Ledünnî serpintiler, Merhûm Mehmed Bey ve diğer ihvan tarafından kayda alınmasaydı, bugün biz o serpintilere nasıl muttalî olabilirdik...
(Hâşiye: 2- Turuk-u Âliyye’den Nakşî’lere mahsus, “Hatm-i Hâcegân” haftanın Çarşamba geceleri, Kâdirî’lere mahsus, “Hatm-i Kâdirî” ise, haftanın Perşembe geceleri, yâni Perşembe’yi Cuma’ya bağlayan gece yapılır.

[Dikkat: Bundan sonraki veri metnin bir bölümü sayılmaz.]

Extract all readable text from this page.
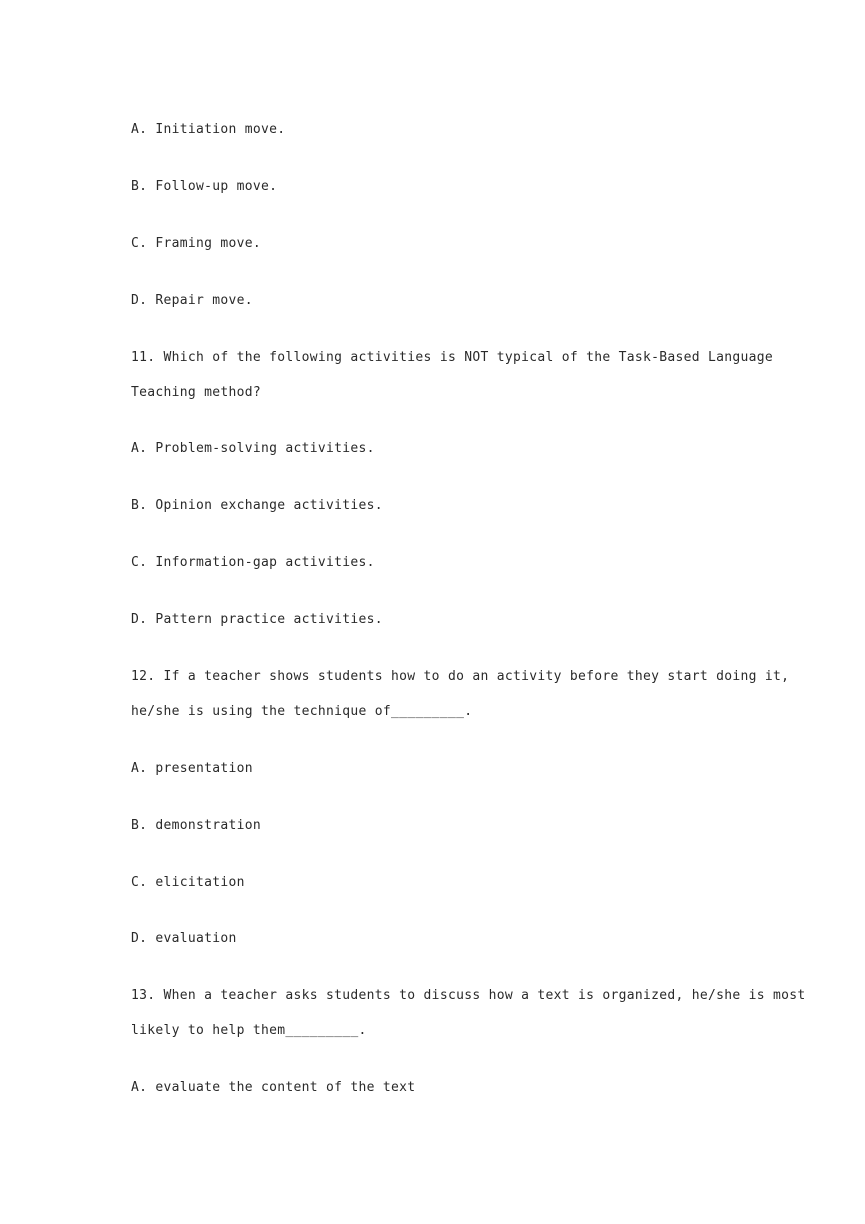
A. Initiation move.
B. Follow-up move.
C. Framing move.
D. Repair move.
11. Which of the following activities is NOT typical of the Task-Based Language
Teaching method?
A. Problem-solving activities.
B. Opinion exchange activities.
C. Information-gap activities.
D. Pattern practice activities.
12. If a teacher shows students how to do an activity before they start doing it,
he/she is using the technique of_________.
A. presentation
B. demonstration
C. elicitation
D. evaluation
13. When a teacher asks students to discuss how a text is organized, he/she is most
likely to help them_________.
A. evaluate the content of the text
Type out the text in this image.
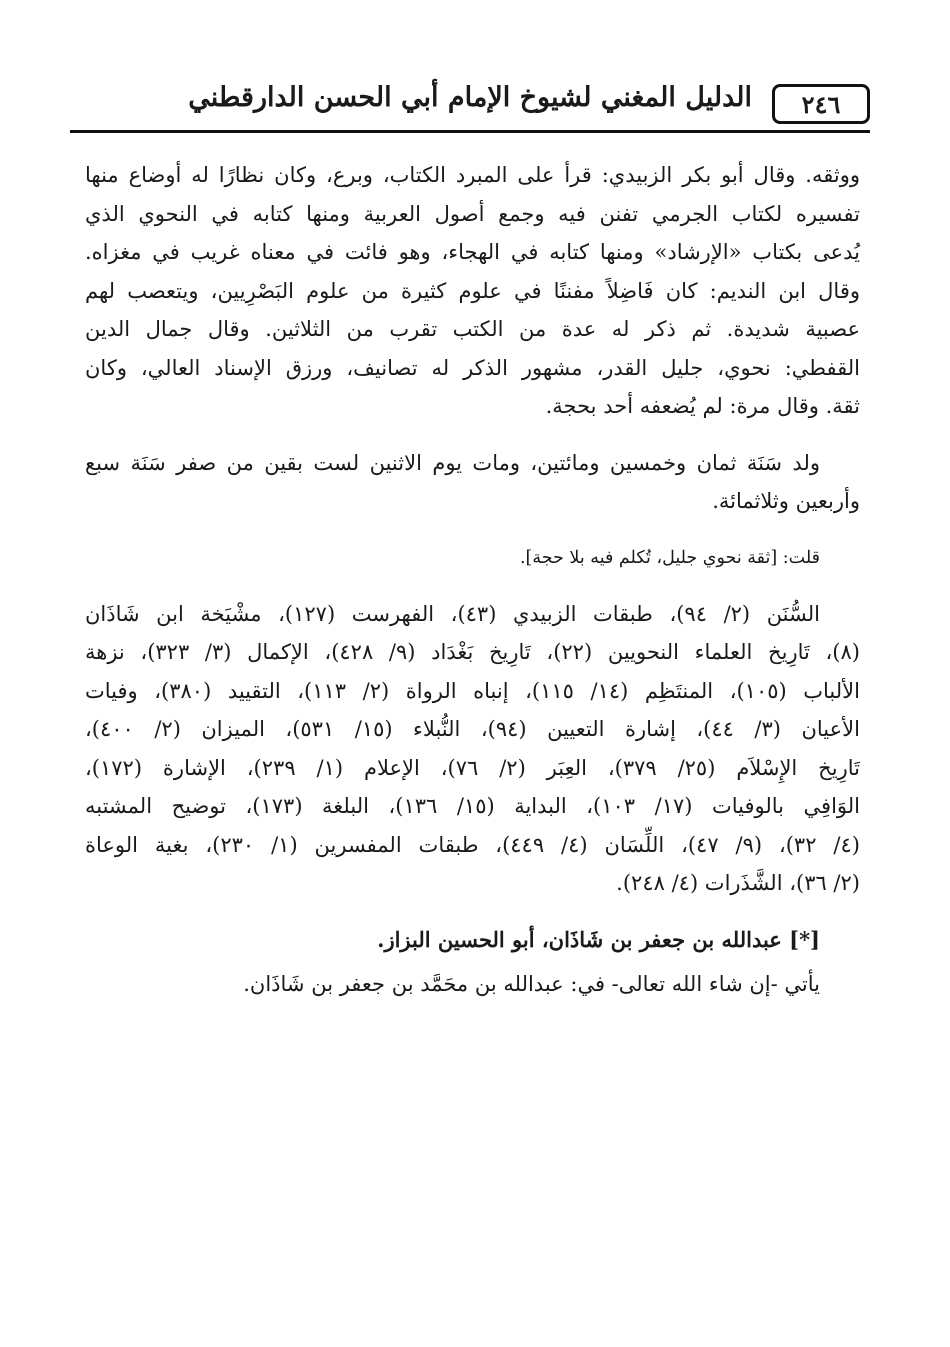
٢٤٦
الدليل المغني لشيوخ الإمام أبي الحسن الدارقطني

ووثقه. وقال أبو بكر الزبيدي: قرأ على المبرد الكتاب، وبرع، وكان نظارًا له أوضاع منها
تفسيره لكتاب الجرمي تفنن فيه وجمع أصول العربية ومنها كتابه في النحوي الذي
يُدعى بكتاب «الإرشاد» ومنها كتابه في الهجاء، وهو فائت في معناه غريب في مغزاه.
وقال ابن النديم: كان فَاضِلاً مفننًا في علوم كثيرة من علوم البَصْرِيين، ويتعصب لهم
عصبية شديدة. ثم ذكر له عدة من الكتب تقرب من الثلاثين. وقال جمال الدين
القفطي: نحوي، جليل القدر، مشهور الذكر له تصانيف، ورزق الإسناد العالي، وكان
ثقة. وقال مرة: لم يُضعفه أحد بحجة.

ولد سَنَة ثمان وخمسين ومائتين، ومات يوم الاثنين لست بقين من صفر سَنَة سبع
وأربعين وثلاثمائة.

قلت: [ثقة نحوي جليل، تُكلم فيه بلا حجة].

السُّنَن (٢/ ٩٤)، طبقات الزبيدي (٤٣)، الفهرست (١٢٧)، مشْيَخة ابن شَاذَان
(٨)، تَارِيخ العلماء النحويين (٢٢)، تَارِيخ بَغْدَاد (٩/ ٤٢٨)، الإكمال (٣/ ٣٢٣)، نزهة
الألباب (١٠٥)، المنتَظِم (١٤/ ١١٥)، إنباه الرواة (٢/ ١١٣)، التقييد (٣٨٠)، وفيات
الأعيان (٣/ ٤٤)، إشارة التعيين (٩٤)، النُّبلاء (١٥/ ٥٣١)، الميزان (٢/ ٤٠٠)،
تَارِيخ الإِسْلاَم (٢٥/ ٣٧٩)، العِبَر (٢/ ٧٦)، الإعلام (١/ ٢٣٩)، الإشارة (١٧٢)،
الوَافِي بالوفيات (١٧/ ١٠٣)، البداية (١٥/ ١٣٦)، البلغة (١٧٣)، توضيح المشتبه
(٤/ ٣٢)، (٩/ ٤٧)، اللِّسَان (٤/ ٤٤٩)، طبقات المفسرين (١/ ٢٣٠)، بغية الوعاة
(٢/ ٣٦)، الشَّذَرات (٤/ ٢٤٨).

[*] عبدالله بن جعفر بن شَاذَان، أبو الحسين البزاز.

يأتي -إن شاء الله تعالى- في: عبدالله بن محَمَّد بن جعفر بن شَاذَان.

Ancak Nakşî’ler, teberrüken, sene içinde mübârek gecelere tesâdüf eden, Perşembe gecelerinde, Ramazan ayı öncesinde, olağanüstü, felekî, semâvî ve arzî vukuatta yine Perşembe akşamları yapılır.
Senenin her haftasında, “Hatm-i Hâcegân” gibi, her hafta Perşembe akşamları “Hatm-i Kâdirî” yapılması, ya da hatim günlerinin değiştirilmesi sebebi ne olursa olsun, yahut da, Ramazan’ın her gecesinde veya her istendiğinde hatim yapılması, tasavvufî bir bid’at değil midir? Bu hususun çok iyi düşünülmesi gerekmez mi?...
Mürşid-i Kâmil ve Mükemmil, Müceddid Süleyman Efendi Hazretleri’nin, “Mehmed Bey! Artık, dünya ni’met’lerinin tadı kalmadı,” sözünden orada bulunanlardan hiçbirisi bir şeyler çıkaramamıştı. Mübâreğin bu sözünden herhangi bir ma’na çıkaramamışlardı, ya da hiç kâle almamışlardı.
Ne zaman ki,
16 Temmuz 1959 tarihinde ki, bu tarih, Hicrî takvime göre 09 Muharrem Perşembe gününe tesâdüf etmişti.
Biletçi Mehmed Bey, 16 Temmuz 1959 tarihinde, 09 Muharrem Perşembe gecesi Allah’ın Rahmetine kavuşmuştu.
Biletçi Mehmed Bey’in vefat haberi Süleyman Efendi Hazretleri’ne haber verildiğinde, son derece üzülmüştü. Titreyen mübârek dudaklarından şu mübârek kelimeler çıkmıştı. “Ah! Mehmed Bey! Sen bize iki ay daha lazımdın!” Mübâreğin bu sözlerinden de hiç kimse yine bir şey anlamamış, bu sözlerden herhangi bir ma’na çıkaramamışlardı.
Ancak, ba’zıları, “Mehmed Bey, zaman zaman, hazretimizden ba’zı notlar alıyor, kayda geçiriyordu.- Mehmed Bey’in tuttuğu bu notları ihtivâ eden bir-kaç defter, bu satırların yazarının husûsî arşivinde bulunmakta ve iftihar ettiğim arşivim’in en değerli eserlerini oluşturmaktadır.-
“Efendi Hazretleri’nin üzüntüsünü biraz olsun hafifletmek maksadıyla, “Efendim! Falanca arkadaşımızın yazıları da çok güzeldir, emir buyurursanız, o arkadaşımızı buraya da’vet edelim, vereceğiniz bilgileri, kayda alınması gereken not’ları onun tutmasını te’min edelim,” dediler. Müceddid sükût buyurdular, bu istirhama herhangi bir cevap vermediler.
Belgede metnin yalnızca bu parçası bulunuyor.